If you’re a bricks and mortar shop owner you will probably have a credit card terminal in your store which you use throughout the day to charge your customer’s cards for the amount they spend. At the end of the day you will set the machine to collect together, or batch, all the transactions for the day, which it then sends over the phone line to the bank where you keep your merchant account. As with any service, banks charge a fee for this event, called a batch fee.

With newer systems, batching should happen automatically but either way you need to make sure you batch your transactions at least once a day otherwise you will pay higher fees to Visa or MasterCard, because the likelihood that the cardholder’s account may not have enough funds available increases over time. However if you don’t have any transactions to batch you won’t pay a batching fee.

Your bank will tell you that the batching fee is to pay for the software gateway that makes the batching process work, but it is questionable whether it really is a costly affair to them, or not. Internet sellers are fortunate in the fact that online credit card transactions don’t get batched, so online retailers don’t pay batching fees.

As a retailer it can become rather difficult for you to assess how much in credit card fees you pay whenever you let a customer pay using their card. This makes it difficult to set profit margins on products and it may even be unfair to expect shoppers that pay cash to pay the same price as those who pay using their card. One way to compensate for all these fees is by adding a percentage surcharge to credit card payments, to encourage shoppers to pay in cash. Paying by card is becoming so commonplace that now that you can hardly expect card holders to pay extra, so this probably isn’t an option.

The good news is that batch fees are on the way out. Communications technology has advanced to the extent that credit and debit card transactions now occur in real time; you no longer have to wait until the end of the day to run all the transactions.

This phenomenon first appeared as internet shopping become more popular. When a customer buys goods or services from an online shop and pays with a credit or debit card, the transactions is completed instantly, online business owners do not have to take any action whatsoever to make sure credit card transactions goes through successfully.
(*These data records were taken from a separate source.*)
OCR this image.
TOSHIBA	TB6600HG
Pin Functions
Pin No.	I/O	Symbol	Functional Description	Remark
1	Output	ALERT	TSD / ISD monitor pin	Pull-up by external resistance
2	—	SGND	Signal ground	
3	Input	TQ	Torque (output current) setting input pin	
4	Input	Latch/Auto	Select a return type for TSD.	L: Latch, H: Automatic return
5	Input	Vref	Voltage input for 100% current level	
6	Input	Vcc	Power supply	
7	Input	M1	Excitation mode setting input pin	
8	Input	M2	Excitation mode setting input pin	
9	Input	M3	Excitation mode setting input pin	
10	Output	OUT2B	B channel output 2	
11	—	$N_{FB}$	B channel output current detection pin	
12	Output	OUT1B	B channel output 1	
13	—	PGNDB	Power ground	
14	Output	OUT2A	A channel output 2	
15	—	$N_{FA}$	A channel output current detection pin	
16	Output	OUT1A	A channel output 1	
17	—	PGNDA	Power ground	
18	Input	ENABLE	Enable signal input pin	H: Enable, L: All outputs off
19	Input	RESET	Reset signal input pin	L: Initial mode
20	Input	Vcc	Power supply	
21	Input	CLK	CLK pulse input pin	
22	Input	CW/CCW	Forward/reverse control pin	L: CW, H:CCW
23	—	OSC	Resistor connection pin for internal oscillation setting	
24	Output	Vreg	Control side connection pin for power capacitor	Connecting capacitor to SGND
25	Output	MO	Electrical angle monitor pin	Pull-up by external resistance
Large retailers these days have electronic systems that are incredibly interconnected. Not only is the credit card terminal linked to the checkout till at point of sale, but credit card terminals are now also directly connected to banking networks, so instead of having to dial a number to connect to the bank, the credit card terminal just talks to the bank’s network, to which it is already connected. This can even occur with wireless terminals through the mobile phone network. As you can see, batch fees, if you are still paying them, is a nuisance that is soon to disappear.